Milhares de alunos saem das
universidades porque não têm como pagar as propinas, enquanto que muitos
desistem de estudar para procurar trabalho.
Há 200.000 novos emigrantes, e o filme “Gaiola Dourada” faz um milhão de
espectadores.
Há terras do interior, sem centro de saúde, sem correios e sem finanças, e os
festivais de verão estão cheios com bilhetes de centenas de euros.
Há carros topo de gama para sortear e autoestradas desertas. Na televisão a
gente vê gente a fazer sexo explícito e explicitamente a revelar histórias de
vida que exaltam a boçalidade.
Há 50.000 trabalhadores rurais que
abandonaram os campos, mas há as grandes vitórias da venda de dívida pública a
taxas muito mais altas do que outros países intervencionados.
Há romances de ajustes de contas entre
políticos e ex-políticos, mas tudo vai acabar em bem…estar para ambas as
partes.
Aumentam as mortes por problemas
respiratórios consequência de carências alimentares e higiénicas, há
enfermeiros a partir entre lágrimas para Inglaterra e Alemanha para ganharem
muito mais do que 3 euros à hora, há o romance do senhor Hollande e o enredo do
senhor Obama que tudo tem feito para que o SNS americano seja mesmo para todos
os americanos. Também ele tem um sonho…
Há a privatização de empresas
portuguesas altamente lucrativas e outras que virão a ser lucrativas. Se são e
podem vir a ser, porque é que se vendem?
E há a saída à irlandesa quando eu preferia uma…à francesa.
Há muita gente a opinar, alguns escondidos com o rabo de fora.
E aprendemos neologismos como
“inconseguimento” e “irrevogável” que quer dizer exactamente o contrário do que
está escrito no dicionário.
Mas há os penalties escalpelizados na TV
em câmara lenta, muito lenta e muito discutidos, e muita conversa, muita
conversa e nós, distraídos.
E agora, já quase todos sabemos que
existiu um pintor chamado Miró, nem que seja por via bancária.
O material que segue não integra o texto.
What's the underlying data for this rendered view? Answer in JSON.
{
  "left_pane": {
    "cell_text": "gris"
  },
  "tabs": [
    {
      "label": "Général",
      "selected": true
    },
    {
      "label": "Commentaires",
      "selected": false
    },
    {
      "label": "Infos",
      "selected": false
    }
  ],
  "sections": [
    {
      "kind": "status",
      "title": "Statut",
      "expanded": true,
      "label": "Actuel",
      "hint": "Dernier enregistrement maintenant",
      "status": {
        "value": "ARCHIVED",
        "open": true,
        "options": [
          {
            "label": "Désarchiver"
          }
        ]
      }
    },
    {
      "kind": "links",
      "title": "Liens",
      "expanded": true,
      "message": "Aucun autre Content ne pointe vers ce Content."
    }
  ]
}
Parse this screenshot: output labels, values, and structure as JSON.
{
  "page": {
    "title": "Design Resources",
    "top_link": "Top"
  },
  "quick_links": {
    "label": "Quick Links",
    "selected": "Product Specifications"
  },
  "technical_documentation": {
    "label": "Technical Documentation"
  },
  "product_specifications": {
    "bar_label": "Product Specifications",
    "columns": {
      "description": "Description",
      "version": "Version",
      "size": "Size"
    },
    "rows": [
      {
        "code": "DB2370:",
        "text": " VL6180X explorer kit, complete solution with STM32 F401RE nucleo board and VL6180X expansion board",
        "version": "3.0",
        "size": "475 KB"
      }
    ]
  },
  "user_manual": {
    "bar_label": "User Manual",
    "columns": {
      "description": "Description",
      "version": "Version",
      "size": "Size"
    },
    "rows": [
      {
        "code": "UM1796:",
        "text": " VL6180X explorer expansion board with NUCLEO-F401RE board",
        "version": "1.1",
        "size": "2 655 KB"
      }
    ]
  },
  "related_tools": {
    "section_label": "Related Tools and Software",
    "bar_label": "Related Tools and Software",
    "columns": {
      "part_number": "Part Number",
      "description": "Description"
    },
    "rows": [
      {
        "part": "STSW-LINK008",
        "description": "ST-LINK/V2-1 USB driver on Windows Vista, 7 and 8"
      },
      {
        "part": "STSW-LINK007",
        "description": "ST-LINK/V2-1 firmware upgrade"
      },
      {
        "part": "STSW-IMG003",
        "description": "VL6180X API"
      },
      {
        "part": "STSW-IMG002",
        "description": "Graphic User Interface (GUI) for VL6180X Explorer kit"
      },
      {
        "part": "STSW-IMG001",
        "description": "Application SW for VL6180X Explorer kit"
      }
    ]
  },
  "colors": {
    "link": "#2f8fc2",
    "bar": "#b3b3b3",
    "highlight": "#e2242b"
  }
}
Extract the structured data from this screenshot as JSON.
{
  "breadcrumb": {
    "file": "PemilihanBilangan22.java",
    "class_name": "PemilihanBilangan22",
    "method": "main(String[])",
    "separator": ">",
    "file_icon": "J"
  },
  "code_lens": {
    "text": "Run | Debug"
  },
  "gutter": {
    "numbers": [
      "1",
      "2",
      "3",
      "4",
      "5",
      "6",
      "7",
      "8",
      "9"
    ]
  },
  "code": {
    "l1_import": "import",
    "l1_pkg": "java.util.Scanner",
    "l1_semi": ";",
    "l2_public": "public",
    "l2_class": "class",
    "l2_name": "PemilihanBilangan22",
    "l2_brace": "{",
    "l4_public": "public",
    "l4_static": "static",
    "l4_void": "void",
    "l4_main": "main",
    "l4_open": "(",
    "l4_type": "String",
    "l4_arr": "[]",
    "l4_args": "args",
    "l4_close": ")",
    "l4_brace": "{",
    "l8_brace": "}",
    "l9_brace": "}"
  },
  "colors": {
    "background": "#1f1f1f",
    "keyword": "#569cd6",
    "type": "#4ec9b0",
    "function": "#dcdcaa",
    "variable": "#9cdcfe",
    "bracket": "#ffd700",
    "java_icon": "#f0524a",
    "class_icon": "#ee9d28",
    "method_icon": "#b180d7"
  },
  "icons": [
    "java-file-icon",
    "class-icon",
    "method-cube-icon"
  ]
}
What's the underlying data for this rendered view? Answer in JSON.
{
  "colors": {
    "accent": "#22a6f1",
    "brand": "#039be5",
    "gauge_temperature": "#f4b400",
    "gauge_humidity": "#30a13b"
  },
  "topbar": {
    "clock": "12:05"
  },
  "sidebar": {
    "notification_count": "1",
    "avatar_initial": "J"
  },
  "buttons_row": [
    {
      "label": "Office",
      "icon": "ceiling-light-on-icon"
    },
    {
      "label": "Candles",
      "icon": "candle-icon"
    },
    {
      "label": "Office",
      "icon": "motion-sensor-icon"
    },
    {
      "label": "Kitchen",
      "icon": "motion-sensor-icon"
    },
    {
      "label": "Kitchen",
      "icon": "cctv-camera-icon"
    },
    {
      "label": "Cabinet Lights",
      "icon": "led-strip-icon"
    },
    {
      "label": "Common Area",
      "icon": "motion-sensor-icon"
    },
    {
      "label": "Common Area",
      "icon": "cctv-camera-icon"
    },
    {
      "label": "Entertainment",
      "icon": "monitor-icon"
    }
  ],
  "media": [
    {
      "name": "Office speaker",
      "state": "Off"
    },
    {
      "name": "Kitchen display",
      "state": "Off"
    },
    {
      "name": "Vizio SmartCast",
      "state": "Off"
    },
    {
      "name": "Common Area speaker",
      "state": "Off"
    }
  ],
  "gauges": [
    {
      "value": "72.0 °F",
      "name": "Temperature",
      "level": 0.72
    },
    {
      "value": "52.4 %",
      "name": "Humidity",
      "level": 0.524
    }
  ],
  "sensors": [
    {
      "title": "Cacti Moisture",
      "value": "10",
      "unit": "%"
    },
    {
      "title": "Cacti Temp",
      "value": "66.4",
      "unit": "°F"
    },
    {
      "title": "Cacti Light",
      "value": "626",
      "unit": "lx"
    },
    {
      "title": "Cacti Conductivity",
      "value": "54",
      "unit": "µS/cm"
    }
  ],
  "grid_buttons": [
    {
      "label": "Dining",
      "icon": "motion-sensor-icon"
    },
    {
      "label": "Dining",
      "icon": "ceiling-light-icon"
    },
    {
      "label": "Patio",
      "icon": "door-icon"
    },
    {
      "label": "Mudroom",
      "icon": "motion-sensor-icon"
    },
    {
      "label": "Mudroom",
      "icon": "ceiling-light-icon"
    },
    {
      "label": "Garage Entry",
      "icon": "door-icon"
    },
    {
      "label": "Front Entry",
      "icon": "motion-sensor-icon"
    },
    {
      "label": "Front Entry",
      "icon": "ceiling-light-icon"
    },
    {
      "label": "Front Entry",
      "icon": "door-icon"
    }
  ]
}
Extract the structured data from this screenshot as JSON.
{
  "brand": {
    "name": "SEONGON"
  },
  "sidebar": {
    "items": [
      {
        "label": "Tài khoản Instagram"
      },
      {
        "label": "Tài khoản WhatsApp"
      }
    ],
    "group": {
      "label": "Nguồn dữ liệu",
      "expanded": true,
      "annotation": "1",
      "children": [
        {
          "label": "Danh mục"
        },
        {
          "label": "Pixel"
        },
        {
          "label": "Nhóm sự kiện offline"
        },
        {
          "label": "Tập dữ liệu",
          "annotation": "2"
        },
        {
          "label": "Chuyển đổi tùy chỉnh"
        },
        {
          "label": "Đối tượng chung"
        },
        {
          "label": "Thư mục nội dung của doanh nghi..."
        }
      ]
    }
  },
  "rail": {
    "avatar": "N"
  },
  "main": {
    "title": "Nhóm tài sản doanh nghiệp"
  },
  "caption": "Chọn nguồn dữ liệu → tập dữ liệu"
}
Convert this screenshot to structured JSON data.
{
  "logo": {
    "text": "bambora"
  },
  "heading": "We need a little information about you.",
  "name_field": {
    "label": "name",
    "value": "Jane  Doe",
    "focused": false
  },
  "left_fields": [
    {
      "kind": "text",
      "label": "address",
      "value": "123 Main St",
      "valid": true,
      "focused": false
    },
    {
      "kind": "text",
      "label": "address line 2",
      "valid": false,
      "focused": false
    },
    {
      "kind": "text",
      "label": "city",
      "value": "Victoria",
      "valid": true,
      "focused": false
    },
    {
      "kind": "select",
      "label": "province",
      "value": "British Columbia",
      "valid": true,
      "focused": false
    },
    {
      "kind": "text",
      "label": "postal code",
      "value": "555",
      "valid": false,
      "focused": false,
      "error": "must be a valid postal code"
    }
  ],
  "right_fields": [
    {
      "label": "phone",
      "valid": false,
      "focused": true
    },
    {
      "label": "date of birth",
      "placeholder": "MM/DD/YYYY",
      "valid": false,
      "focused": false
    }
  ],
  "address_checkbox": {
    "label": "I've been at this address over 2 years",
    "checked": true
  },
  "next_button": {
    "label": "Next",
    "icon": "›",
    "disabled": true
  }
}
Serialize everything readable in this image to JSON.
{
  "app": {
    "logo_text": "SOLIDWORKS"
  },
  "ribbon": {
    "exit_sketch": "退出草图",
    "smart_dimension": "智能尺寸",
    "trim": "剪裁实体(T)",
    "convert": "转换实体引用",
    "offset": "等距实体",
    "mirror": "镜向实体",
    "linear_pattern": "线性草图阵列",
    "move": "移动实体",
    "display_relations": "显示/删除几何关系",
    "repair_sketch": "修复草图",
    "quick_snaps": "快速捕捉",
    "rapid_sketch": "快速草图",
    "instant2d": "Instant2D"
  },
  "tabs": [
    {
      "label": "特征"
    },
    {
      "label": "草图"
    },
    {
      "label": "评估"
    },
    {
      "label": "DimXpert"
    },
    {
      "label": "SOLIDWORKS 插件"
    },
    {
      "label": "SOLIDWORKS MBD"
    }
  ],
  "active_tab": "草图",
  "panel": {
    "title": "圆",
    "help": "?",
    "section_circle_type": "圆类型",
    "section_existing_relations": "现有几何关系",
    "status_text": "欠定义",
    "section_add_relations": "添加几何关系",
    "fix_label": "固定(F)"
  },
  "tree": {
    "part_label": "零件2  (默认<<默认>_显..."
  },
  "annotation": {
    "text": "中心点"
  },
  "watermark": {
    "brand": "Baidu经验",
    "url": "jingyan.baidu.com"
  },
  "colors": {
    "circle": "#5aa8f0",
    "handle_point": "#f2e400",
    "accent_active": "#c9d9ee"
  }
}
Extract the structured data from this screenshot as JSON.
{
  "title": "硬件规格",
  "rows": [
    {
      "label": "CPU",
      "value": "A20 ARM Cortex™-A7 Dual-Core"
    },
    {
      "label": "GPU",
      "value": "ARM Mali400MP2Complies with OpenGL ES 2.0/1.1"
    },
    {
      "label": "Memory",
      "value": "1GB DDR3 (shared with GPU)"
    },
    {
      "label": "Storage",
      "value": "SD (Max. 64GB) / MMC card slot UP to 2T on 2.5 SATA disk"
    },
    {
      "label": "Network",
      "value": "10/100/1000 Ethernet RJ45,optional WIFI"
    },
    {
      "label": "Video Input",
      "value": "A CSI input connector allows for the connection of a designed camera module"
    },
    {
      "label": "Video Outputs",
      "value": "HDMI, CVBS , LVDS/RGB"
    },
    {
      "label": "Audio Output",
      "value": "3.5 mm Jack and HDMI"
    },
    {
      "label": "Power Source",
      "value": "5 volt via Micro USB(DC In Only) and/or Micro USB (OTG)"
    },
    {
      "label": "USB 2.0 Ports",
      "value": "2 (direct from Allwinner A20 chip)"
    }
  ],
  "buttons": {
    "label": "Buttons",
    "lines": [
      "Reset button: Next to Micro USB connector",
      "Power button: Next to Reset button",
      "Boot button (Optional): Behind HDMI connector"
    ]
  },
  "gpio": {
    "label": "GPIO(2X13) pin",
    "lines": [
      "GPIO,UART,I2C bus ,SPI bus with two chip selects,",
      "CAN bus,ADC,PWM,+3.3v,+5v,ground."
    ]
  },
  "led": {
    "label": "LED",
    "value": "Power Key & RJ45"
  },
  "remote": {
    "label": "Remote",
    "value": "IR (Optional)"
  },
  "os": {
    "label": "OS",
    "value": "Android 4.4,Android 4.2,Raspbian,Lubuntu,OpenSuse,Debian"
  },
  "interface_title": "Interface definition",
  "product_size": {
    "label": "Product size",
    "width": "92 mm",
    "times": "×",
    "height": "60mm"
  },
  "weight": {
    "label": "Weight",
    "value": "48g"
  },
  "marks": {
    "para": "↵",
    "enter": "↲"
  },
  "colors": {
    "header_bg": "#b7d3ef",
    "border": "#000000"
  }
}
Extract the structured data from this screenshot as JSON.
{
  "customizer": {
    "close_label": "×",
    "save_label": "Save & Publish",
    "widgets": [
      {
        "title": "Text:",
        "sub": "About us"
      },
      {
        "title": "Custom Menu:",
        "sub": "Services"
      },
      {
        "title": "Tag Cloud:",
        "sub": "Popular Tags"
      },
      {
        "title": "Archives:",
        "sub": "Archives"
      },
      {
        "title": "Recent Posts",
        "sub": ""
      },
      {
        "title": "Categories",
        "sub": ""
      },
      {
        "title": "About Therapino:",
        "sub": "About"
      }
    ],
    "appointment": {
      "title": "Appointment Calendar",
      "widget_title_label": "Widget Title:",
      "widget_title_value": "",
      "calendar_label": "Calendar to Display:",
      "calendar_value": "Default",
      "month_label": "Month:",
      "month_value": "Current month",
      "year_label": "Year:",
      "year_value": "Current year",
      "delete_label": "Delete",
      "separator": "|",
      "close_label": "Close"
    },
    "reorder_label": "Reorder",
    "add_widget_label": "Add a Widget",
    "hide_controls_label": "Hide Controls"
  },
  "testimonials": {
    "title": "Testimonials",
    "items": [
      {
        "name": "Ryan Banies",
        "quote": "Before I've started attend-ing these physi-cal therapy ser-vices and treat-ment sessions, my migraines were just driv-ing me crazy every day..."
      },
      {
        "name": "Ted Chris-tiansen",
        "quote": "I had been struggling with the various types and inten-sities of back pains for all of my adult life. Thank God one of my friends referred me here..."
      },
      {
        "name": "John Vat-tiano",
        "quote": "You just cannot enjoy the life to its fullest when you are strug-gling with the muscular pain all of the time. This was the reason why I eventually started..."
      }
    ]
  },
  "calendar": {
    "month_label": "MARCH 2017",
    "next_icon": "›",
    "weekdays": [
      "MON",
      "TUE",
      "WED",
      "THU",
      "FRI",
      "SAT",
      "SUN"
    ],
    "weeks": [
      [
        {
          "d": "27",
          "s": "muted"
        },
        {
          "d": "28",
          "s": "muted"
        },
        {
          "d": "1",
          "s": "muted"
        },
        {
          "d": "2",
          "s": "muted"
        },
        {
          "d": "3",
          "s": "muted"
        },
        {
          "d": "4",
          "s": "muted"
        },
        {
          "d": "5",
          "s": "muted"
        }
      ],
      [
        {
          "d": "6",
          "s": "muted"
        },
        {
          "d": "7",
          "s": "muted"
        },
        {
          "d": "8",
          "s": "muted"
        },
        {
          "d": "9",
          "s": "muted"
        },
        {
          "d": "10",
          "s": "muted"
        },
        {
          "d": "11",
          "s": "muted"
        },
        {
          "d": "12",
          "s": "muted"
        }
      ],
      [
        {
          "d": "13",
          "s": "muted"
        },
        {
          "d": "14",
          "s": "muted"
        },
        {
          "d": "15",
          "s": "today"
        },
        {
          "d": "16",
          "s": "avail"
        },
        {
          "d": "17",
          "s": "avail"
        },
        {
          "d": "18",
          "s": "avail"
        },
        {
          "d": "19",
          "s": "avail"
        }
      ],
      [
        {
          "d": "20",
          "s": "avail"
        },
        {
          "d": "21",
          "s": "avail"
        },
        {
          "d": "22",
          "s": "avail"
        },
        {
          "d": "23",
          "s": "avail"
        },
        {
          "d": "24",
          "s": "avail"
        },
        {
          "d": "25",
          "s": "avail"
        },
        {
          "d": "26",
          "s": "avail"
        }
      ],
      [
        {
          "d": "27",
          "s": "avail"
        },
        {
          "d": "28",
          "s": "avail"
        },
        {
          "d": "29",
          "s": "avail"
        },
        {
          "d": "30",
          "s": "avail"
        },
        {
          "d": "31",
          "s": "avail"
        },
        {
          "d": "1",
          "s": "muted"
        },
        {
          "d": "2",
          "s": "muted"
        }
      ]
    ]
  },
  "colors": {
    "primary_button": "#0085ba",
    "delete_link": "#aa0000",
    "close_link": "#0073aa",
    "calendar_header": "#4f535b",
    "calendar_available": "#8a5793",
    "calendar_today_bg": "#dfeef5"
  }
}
Surrealista…
Mas há os meninos que têm que ir à
escola nas férias para ter pequeno-almoço e almoço.
E as mães que vão ao banco…. Alimentar contra a fome , envergonhadamente ,
matar a fome dos seus meninos.
É por estes meninos com a esperança de
dias melhores prometidos para daqui a 20 anos, pelos velhos sem mais 20 anos de
esperança de vida e pelos quarentões com a desconfiança de que não mudarão de
vida, que eu não quero morrer sem ver a cor de uma nova liberdade.